For semiconductor nanowire structures the ratio of the minority charge carrier diffusion length over the light absorption depth is significantly reduced compared to bulk materials. In addition, nanostructured semiconductors exhibit larger surface-to-volume ratio. The dimensions of the nanostructures and their geometrical arrangement influence relevant processes such as light absorption, as well as charge separation and transport. Ion-track nanotechnology combined with electrodeposition and atomic layer deposition, enables the controlled synthesis of 3D architectures of semiconductor nanostructures with tailored composition, size and density.

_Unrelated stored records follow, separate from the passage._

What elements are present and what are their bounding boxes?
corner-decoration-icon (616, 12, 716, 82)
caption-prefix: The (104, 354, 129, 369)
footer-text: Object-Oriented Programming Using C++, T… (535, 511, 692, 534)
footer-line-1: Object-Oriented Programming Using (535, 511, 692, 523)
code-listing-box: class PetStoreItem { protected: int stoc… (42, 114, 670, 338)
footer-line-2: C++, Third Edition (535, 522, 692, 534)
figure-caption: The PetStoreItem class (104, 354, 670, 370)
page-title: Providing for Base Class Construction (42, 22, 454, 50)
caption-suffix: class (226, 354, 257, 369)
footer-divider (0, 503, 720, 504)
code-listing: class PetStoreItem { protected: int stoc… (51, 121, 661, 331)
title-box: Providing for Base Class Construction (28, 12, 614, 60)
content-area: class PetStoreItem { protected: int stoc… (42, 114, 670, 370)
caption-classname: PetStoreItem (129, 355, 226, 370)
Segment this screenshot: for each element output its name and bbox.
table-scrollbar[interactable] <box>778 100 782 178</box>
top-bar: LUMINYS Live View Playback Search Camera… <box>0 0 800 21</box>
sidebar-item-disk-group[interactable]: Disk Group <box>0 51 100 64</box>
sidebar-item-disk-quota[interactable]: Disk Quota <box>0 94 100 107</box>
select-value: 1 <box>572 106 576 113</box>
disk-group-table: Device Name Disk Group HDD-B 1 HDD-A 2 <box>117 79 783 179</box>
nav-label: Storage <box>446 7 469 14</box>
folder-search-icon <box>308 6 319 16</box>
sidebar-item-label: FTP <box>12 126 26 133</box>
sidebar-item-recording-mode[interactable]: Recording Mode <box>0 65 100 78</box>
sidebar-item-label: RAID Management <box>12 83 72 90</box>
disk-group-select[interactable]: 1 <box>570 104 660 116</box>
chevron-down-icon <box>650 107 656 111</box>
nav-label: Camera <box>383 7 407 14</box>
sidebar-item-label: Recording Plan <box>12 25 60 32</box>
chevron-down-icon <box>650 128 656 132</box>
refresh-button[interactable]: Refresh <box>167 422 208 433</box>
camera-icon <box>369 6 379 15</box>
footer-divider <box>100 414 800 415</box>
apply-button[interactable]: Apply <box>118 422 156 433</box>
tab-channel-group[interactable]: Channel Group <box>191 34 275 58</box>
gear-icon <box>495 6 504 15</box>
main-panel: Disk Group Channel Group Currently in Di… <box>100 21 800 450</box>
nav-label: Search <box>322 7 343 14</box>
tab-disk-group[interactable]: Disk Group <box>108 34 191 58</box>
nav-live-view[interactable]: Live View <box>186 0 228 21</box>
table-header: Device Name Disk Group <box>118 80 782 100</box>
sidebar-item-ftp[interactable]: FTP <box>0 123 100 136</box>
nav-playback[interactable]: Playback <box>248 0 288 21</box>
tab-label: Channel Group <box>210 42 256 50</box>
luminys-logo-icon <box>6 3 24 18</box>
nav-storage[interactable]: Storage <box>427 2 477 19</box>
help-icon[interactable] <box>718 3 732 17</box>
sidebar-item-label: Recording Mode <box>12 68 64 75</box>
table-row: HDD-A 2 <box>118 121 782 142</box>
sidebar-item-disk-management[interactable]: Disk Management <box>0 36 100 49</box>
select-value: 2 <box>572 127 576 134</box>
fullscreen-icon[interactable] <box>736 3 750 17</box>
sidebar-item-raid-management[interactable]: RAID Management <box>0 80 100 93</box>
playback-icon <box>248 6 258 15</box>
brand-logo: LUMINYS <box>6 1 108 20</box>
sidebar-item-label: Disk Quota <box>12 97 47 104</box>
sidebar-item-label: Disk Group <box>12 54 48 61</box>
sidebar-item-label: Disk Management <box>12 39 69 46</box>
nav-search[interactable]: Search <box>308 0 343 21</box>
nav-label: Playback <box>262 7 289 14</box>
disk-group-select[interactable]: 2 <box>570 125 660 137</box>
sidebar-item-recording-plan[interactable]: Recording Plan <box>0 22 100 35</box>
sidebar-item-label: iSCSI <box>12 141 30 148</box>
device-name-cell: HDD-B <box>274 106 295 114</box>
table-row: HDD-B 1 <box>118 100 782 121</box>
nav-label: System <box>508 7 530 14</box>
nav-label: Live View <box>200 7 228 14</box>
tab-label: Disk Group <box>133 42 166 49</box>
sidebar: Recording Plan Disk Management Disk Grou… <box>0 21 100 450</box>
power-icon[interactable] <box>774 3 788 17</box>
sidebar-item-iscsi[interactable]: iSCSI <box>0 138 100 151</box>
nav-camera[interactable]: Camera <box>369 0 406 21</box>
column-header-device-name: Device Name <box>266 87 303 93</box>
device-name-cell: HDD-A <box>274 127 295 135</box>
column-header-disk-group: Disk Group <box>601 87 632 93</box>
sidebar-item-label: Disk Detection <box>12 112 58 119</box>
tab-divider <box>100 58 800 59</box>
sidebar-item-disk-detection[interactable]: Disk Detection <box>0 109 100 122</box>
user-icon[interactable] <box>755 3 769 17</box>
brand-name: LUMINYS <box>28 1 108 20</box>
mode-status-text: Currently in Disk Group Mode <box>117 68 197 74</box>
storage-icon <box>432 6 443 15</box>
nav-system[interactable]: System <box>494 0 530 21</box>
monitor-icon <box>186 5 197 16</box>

Among the various materials studied as photocathodes for solar hydrogen production, Cu₂O is a promising candidate with a predicted solar-to-hydrogen conversion efficiency of ~18%. Moreover, Cu₂O is cheap, earth-abundant, non-toxic, and is also scalable and compatible with low-cost fabrication processes. Currently, the main challenge for Cu₂O-based photocathodes is their chemical instability in aqueous solution, which can be improved by the use of suitable passivation coatings.

Here, we present the synthesis and characterization of two types of semiconductor nanowire-based photocathodes: (i) highly textured single-crystalline p-type Cu₂O nanowire arrays prepared by electrodeposition in etched ion-track polymer membranes, (ii) Au/Cu₂O core-shell nanowire arrays prepared by electrodeposition of Cu₂O on arrays of free-standing single-crystalline Au nanowires. Polymer membranes with controlled nanochannel density (typically 10⁸ - 10¹⁰cm^-2) and channel diameter (~20 - 250 nm) are fabricated by swift heavy ion irradiation and selective chemical etching. Subsequently, either Cu₂O or Au nanowires with lengths up to 10 µm are synthesized by electrodeposition in the etched nanochannels. Optimized deposition conditions yield single-crystalline nanowires of both materials. After electrodeposition, the polymer membranes are dissolved in an organic solvent. The from the template released Cu₂O nanowire arrays are directly coated with a thin and conformal TiO₂ passivation film by atomic layer deposition (ALD). The Au nanowire arrays, in turn, are first coated with a Cu₂O layer by electrodeposition and then with a TiO₂ film by ALD. For optimization, the thickness of both layers is systematically varied during the synthesis.

The photoelectrochemical performance of both types of nanowire-based photoelectrodes is studied as a function of parameters such as nanowire length, diameter, and density. In particular, the influence of the core-shell geometry, and the resulting minimization of the diffusion length for both minority and majority charge carriers is discussed.